Declaration of Conflicts of Interest
None.
Declaration of Sources of Funding
None.
Data Availability
Data may be made available upon reasonable request to the corresponding author.
Comments
We read the article by Pratt et al “ Plasma brain derived neurotrophic factor concentrations are elevated in community-dwelling adults with sarcopenia” with great interest. It is a study that stands out academically with its fluent language and inspiring features for subsequent studies on the relationship between plasma BDNF levels and sarcopenia.

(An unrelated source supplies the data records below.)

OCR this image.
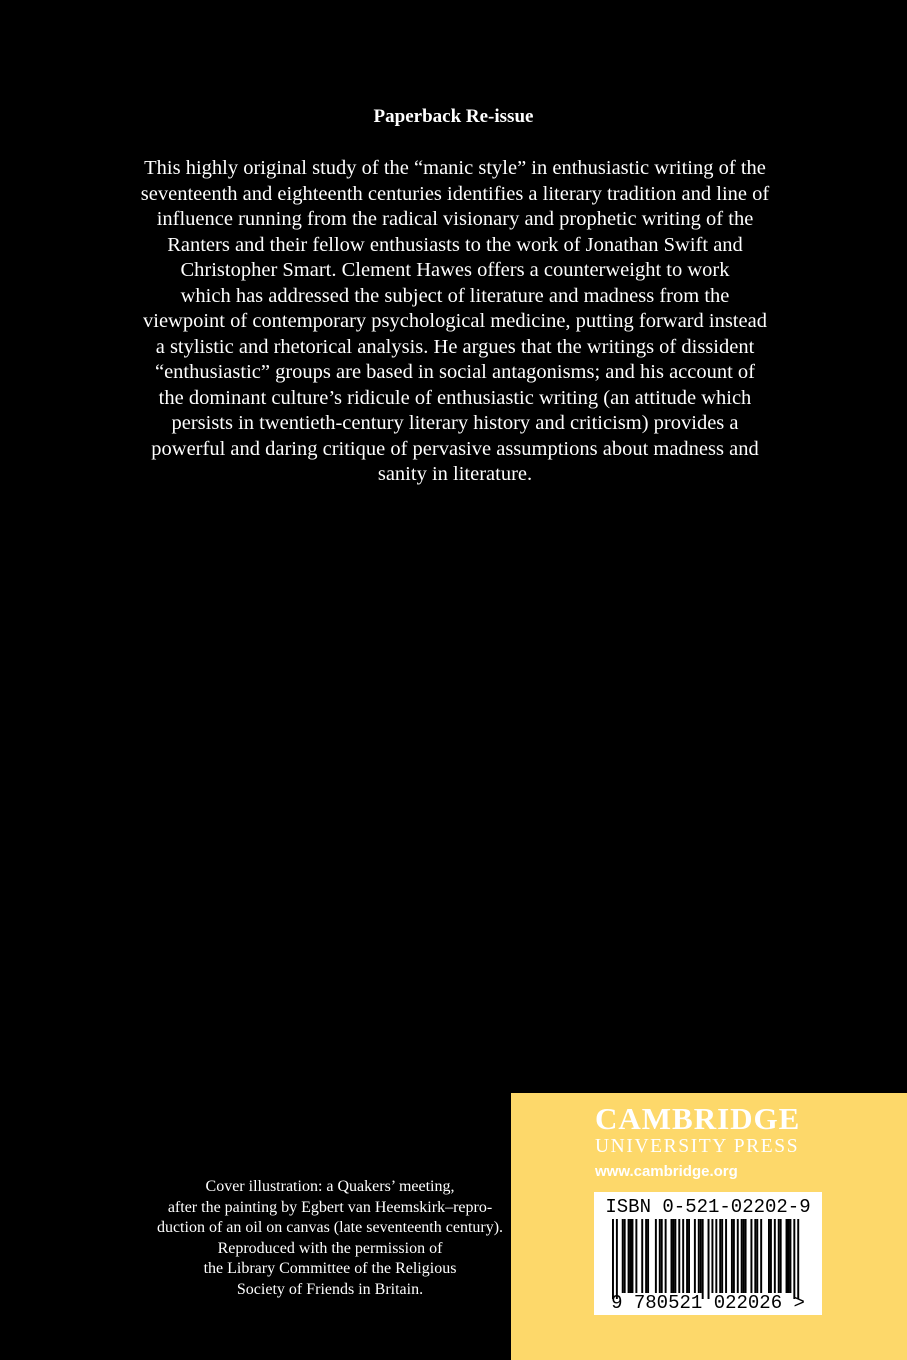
Paperback Re-issue
This highly original study of the “manic style” in enthusiastic writing of the
seventeenth and eighteenth centuries identifies a literary tradition and line of
influence running from the radical visionary and prophetic writing of the
Ranters and their fellow enthusiasts to the work of Jonathan Swift and
Christopher Smart. Clement Hawes offers a counterweight to work
which has addressed the subject of literature and madness from the
viewpoint of contemporary psychological medicine, putting forward instead
a stylistic and rhetorical analysis. He argues that the writings of dissident
“enthusiastic” groups are based in social antagonisms; and his account of
the dominant culture’s ridicule of enthusiastic writing (an attitude which
persists in twentieth-century literary history and criticism) provides a
powerful and daring critique of pervasive assumptions about madness and
sanity in literature.
Cover illustration: a Quakers’ meeting,
after the painting by Egbert van Heemskirk–repro-
duction of an oil on canvas (late seventeenth century).
Reproduced with the permission of
the Library Committee of the Religious
Society of Friends in Britain.
CAMBRIDGE
UNIVERSITY PRESS
www.cambridge.org
ISBN 0-521-02202-9
9 780521 022026 >
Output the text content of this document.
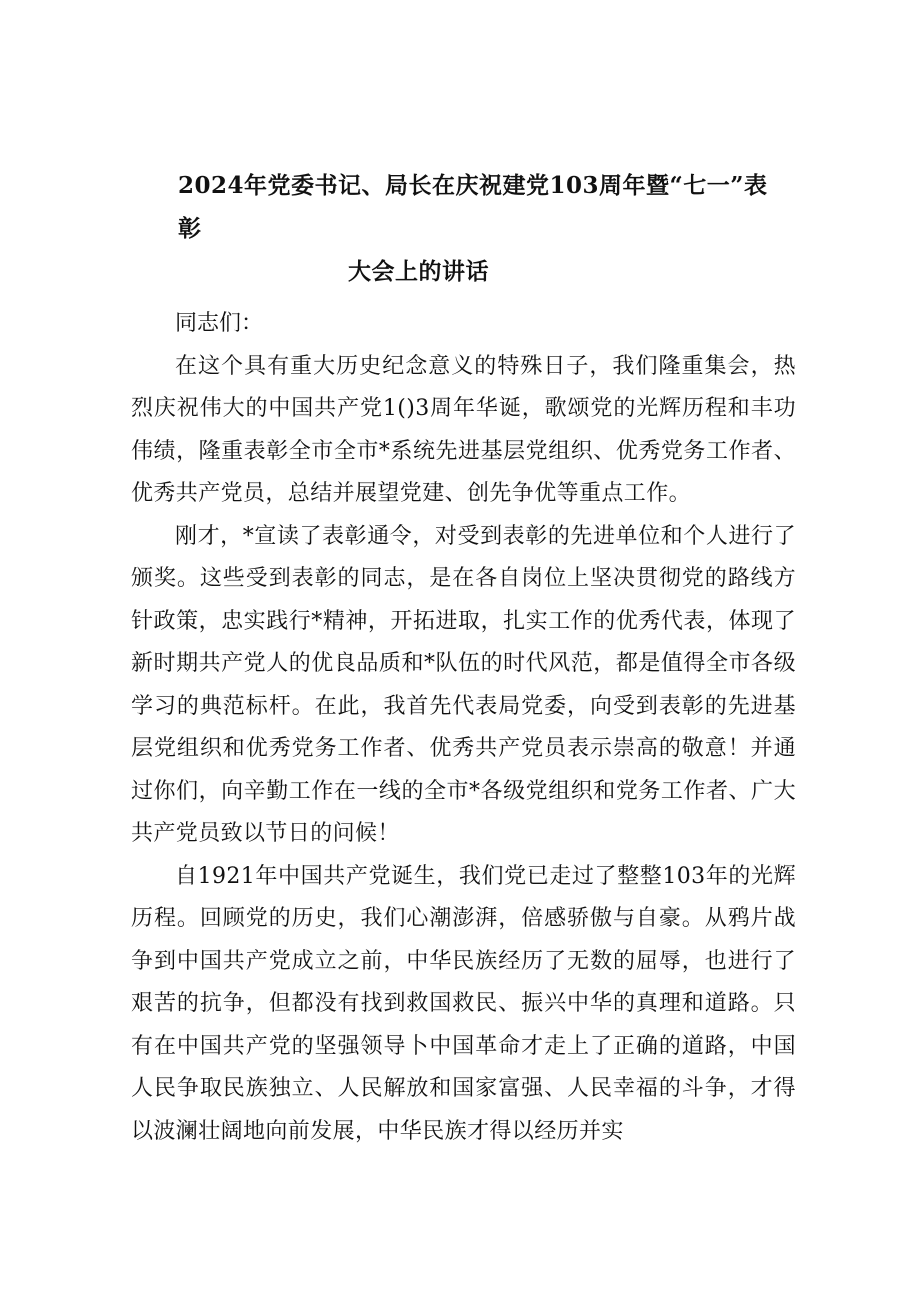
2024年党委书记、局长在庆祝建党103周年暨“七一”表彰
大会上的讲话

同志们：

在这个具有重大历史纪念意义的特殊日子，我们隆重集会，热烈庆祝伟大的中国共产党1()3周年华诞，歌颂党的光辉历程和丰功伟绩，隆重表彰全市全市*系统先进基层党组织、优秀党务工作者、优秀共产党员，总结并展望党建、创先争优等重点工作。

刚才，*宣读了表彰通令，对受到表彰的先进单位和个人进行了颁奖。这些受到表彰的同志，是在各自岗位上坚决贯彻党的路线方针政策，忠实践行*精神，开拓进取，扎实工作的优秀代表，体现了新时期共产党人的优良品质和*队伍的时代风范，都是值得全市各级学习的典范标杆。在此，我首先代表局党委，向受到表彰的先进基层党组织和优秀党务工作者、优秀共产党员表示崇高的敬意！并通过你们，向辛勤工作在一线的全市*各级党组织和党务工作者、广大共产党员致以节日的问候！

自1921年中国共产党诞生，我们党已走过了整整103年的光辉历程。回顾党的历史，我们心潮澎湃，倍感骄傲与自豪。从鸦片战争到中国共产党成立之前，中华民族经历了无数的屈辱，也进行了艰苦的抗争，但都没有找到救国救民、振兴中华的真理和道路。只有在中国共产党的坚强领导卜中国革命才走上了正确的道路，中国人民争取民族独立、人民解放和国家富强、人民幸福的斗争，才得以波澜壮阔地向前发展，中华民族才得以经历并实
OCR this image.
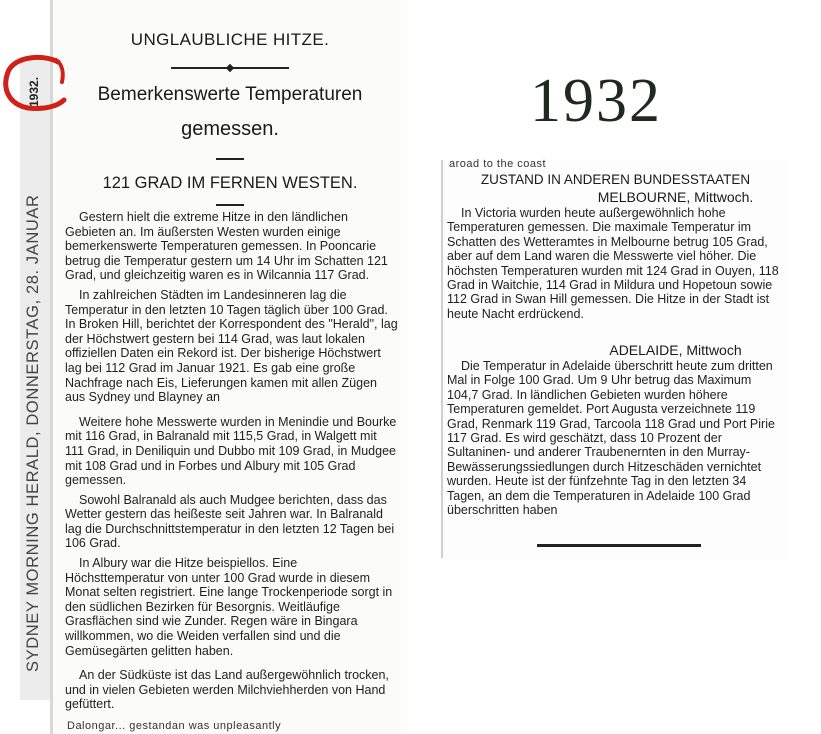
SYDNEY MORNING HERALD, DONNERSTAG, 28. JANUAR
UNGLAUBLICHE HITZE.
Bemerkenswerte Temperaturen
gemessen.
121 GRAD IM FERNEN WESTEN.

Gestern hielt die extreme Hitze in den ländlichen Gebieten an. Im äußersten Westen wurden einige bemerkenswerte Temperaturen gemessen. In Pooncarie betrug die Temperatur gestern um 14 Uhr im Schatten 121 Grad, und gleichzeitig waren es in Wilcannia 117 Grad.

In zahlreichen Städten im Landesinneren lag die Temperatur in den letzten 10 Tagen täglich über 100 Grad. In Broken Hill, berichtet der Korrespondent des "Herald", lag der Höchstwert gestern bei 114 Grad, was laut lokalen offiziellen Daten ein Rekord ist. Der bisherige Höchstwert lag bei 112 Grad im Januar 1921. Es gab eine große Nachfrage nach Eis, Lieferungen kamen mit allen Zügen aus Sydney und Blayney an

Weitere hohe Messwerte wurden in Menindie und Bourke mit 116 Grad, in Balranald mit 115,5 Grad, in Walgett mit 111 Grad, in Deniliquin und Dubbo mit 109 Grad, in Mudgee mit 108 Grad und in Forbes und Albury mit 105 Grad gemessen.

Sowohl Balranald als auch Mudgee berichten, dass das Wetter gestern das heißeste seit Jahren war. In Balranald lag die Durchschnittstemperatur in den letzten 12 Tagen bei 106 Grad.

In Albury war die Hitze beispiellos. Eine Höchsttemperatur von unter 100 Grad wurde in diesem Monat selten registriert. Eine lange Trockenperiode sorgt in den südlichen Bezirken für Besorgnis. Weitläufige Grasflächen sind wie Zunder. Regen wäre in Bingara willkommen, wo die Weiden verfallen sind und die Gemüsegärten gelitten haben.

An der Südküste ist das Land außergewöhnlich trocken, und in vielen Gebieten werden Milchviehherden von Hand gefüttert.

Dalongar... gestandan was unpleasantly
1932.	1932
aroad to the coast
ZUSTAND IN ANDEREN BUNDESSTAATEN
MELBOURNE, Mittwoch.

In Victoria wurden heute außergewöhnlich hohe Temperaturen gemessen. Die maximale Temperatur im Schatten des Wetteramtes in Melbourne betrug 105 Grad, aber auf dem Land waren die Messwerte viel höher. Die höchsten Temperaturen wurden mit 124 Grad in Ouyen, 118 Grad in Waitchie, 114 Grad in Mildura und Hopetoun sowie 112 Grad in Swan Hill gemessen. Die Hitze in der Stadt ist heute Nacht erdrückend.

ADELAIDE, Mittwoch

Die Temperatur in Adelaide überschritt heute zum dritten Mal in Folge 100 Grad. Um 9 Uhr betrug das Maximum 104,7 Grad. In ländlichen Gebieten wurden höhere Temperaturen gemeldet. Port Augusta verzeichnete 119 Grad, Renmark 119 Grad, Tarcoola 118 Grad und Port Pirie 117 Grad. Es wird geschätzt, dass 10 Prozent der Sultaninen- und anderer Traubenernten in den Murray-Bewässerungssiedlungen durch Hitzeschäden vernichtet wurden. Heute ist der fünfzehnte Tag in den letzten 34 Tagen, an dem die Temperaturen in Adelaide 100 Grad überschritten haben
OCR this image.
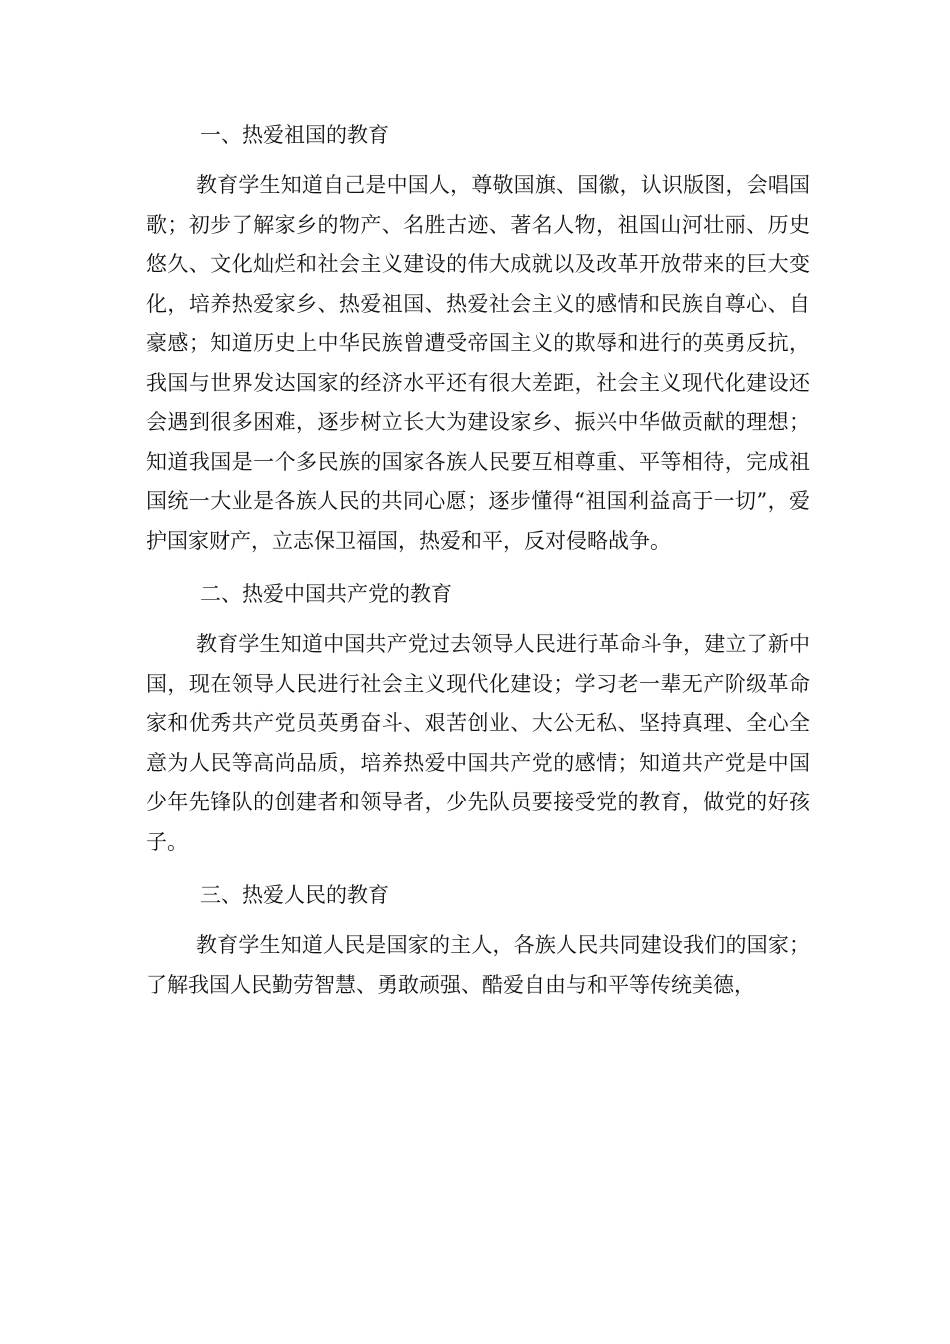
一、热爱祖国的教育

教育学生知道自己是中国人，尊敬国旗、国徽，认识版图，会唱国歌；初步了解家乡的物产、名胜古迹、著名人物，祖国山河壮丽、历史悠久、文化灿烂和社会主义建设的伟大成就以及改革开放带来的巨大变化，培养热爱家乡、热爱祖国、热爱社会主义的感情和民族自尊心、自豪感；知道历史上中华民族曾遭受帝国主义的欺辱和进行的英勇反抗，我国与世界发达国家的经济水平还有很大差距，社会主义现代化建设还会遇到很多困难，逐步树立长大为建设家乡、振兴中华做贡献的理想；知道我国是一个多民族的国家各族人民要互相尊重、平等相待，完成祖国统一大业是各族人民的共同心愿；逐步懂得“祖国利益高于一切”，爱护国家财产，立志保卫福国，热爱和平，反对侵略战争。

二、热爱中国共产党的教育

教育学生知道中国共产党过去领导人民进行革命斗争，建立了新中国，现在领导人民进行社会主义现代化建设；学习老一辈无产阶级革命家和优秀共产党员英勇奋斗、艰苦创业、大公无私、坚持真理、全心全意为人民等高尚品质，培养热爱中国共产党的感情；知道共产党是中国少年先锋队的创建者和领导者，少先队员要接受党的教育，做党的好孩子。

三、热爱人民的教育

教育学生知道人民是国家的主人，各族人民共同建设我们的国家；了解我国人民勤劳智慧、勇敢顽强、酷爱自由与和平等传统美德，
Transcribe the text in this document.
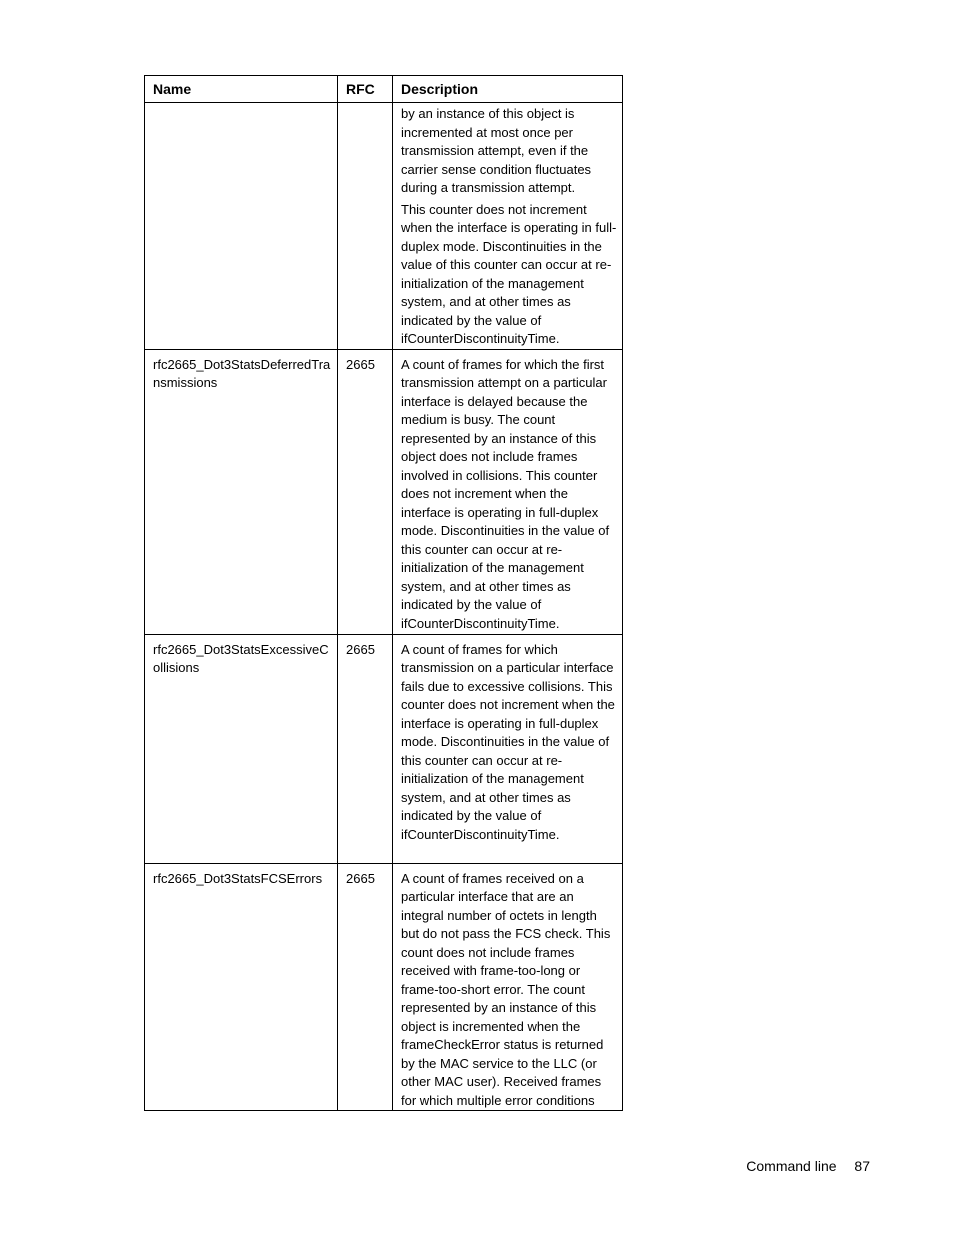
Name	RFC	Description

		by an instance of this object is incremented at most once per transmission attempt, even if the carrier sense condition fluctuates during a transmission attempt.

This counter does not increment when the interface is operating in full-duplex mode. Discontinuities in the value of this counter can occur at re-initialization of the management system, and at other times as indicated by the value of ifCounterDiscontinuityTime.

rfc2665_Dot3StatsDeferredTransmissions	2665	A count of frames for which the first transmission attempt on a particular interface is delayed because the medium is busy. The count represented by an instance of this object does not include frames involved in collisions. This counter does not increment when the interface is operating in full-duplex mode. Discontinuities in the value of this counter can occur at re-initialization of the management system, and at other times as indicated by the value of ifCounterDiscontinuityTime.
rfc2665_Dot3StatsExcessiveCollisions	2665	A count of frames for which transmission on a particular interface fails due to excessive collisions. This counter does not increment when the interface is operating in full-duplex mode. Discontinuities in the value of this counter can occur at re-initialization of the management system, and at other times as indicated by the value of ifCounterDiscontinuityTime.
rfc2665_Dot3StatsFCSErrors	2665	A count of frames received on a particular interface that are an integral number of octets in length but do not pass the FCS check. This count does not include frames received with frame-too-long or frame-too-short error. The count represented by an instance of this object is incremented when the frameCheckError status is returned by the MAC service to the LLC (or other MAC user). Received frames for which multiple error conditions
Command line 87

The term sarcopenia was derived in 1989 by Rosenberg from the Greek words “sarx” (flesh) and “penia” (loss) to define the progressive decline in skeletal muscle mass, which can lead to reduced muscle strength and functionality, negatively impacting physical performance with aging(1). In 2009, the European Geriatric Medicine Society (EUGMS) established the Sarcopenia Working Group to develop standardized definitions and diagnostic criteria for sarcopenia in both clinical practice and research(2). In 2010, this working group introduced the EWGSOP (European Working Group on Sarcopenia in Older People) criteria, which, unlike previous definitions, emphasized the assessment of muscle function in addition to low muscle mass(2). Subsequently, the 2019 EWGSOP2 criteria incorporated updated scientific evidence and identified low muscle strength as the primary determinant of sarcopenia. EWGSOP2 recommends the use of the self-reported SARC-F questionnaire as a screening tool, followed by objective assessments of muscle strength through functional tests such as grip strength and chair rise tests(3)
The authors of this well-designed study proposed threshold values for low grip strength as <20 kg for women and <35.5 kg for men. However, according to the EWGSOP1 criteria, the sarcopenia cutoff points for low grip strength are <30 kg for men and <20 kg for women(2). Additionally, the EWGSOP2 criteria define the thresholds as <27 kg for men and <16 kg for women. EWGSOP2 also recommends the use of region-specific normative population data whenever possible(3). In this context, a study conducted by Bahat et al. proposed cutoff values of 20 kg for women and 35 kg for men in the Turkish population(4)
Given these discrepancies in reference values, it may be appropriate to review the references and ensure alignment with both international and regional criteria.
1. Epidemiologic and methodologic problems in determining nutritional status of older persons. Proceedings of a conference. Albuquerque, New Mexico, October 19-21, 1988. Am J Clin Nutr. 1989;50(5 Suppl):1121-235.
2. Cruz-Jentoft AJ, Baeyens JP, Bauer JM, Boirie Y, Cederholm T, Landi F, et al. Sarcopenia: European consensus on definition and diagnosis: Report of the European Working Group on Sarcopenia in Older People. Age Ageing. 2010;39(4):412-23.
3. Cruz-Jentoft AJ, Bahat G, Bauer J, Boirie Y, Bruyère O, Cederholm T, et al. Sarcopenia: revised European consensus on definition and diagnosis. Age Ageing. 2019;48(1):16-31.
4. Bahat G, Aydin CO, Tufan A, Karan MA, Cruz-Jentoft AJ. Muscle strength cutoff values calculated from the young reference population to evaluate sarcopenia in Turkish population. Aging Clin Exp Res. 2021;33(10):2879-82.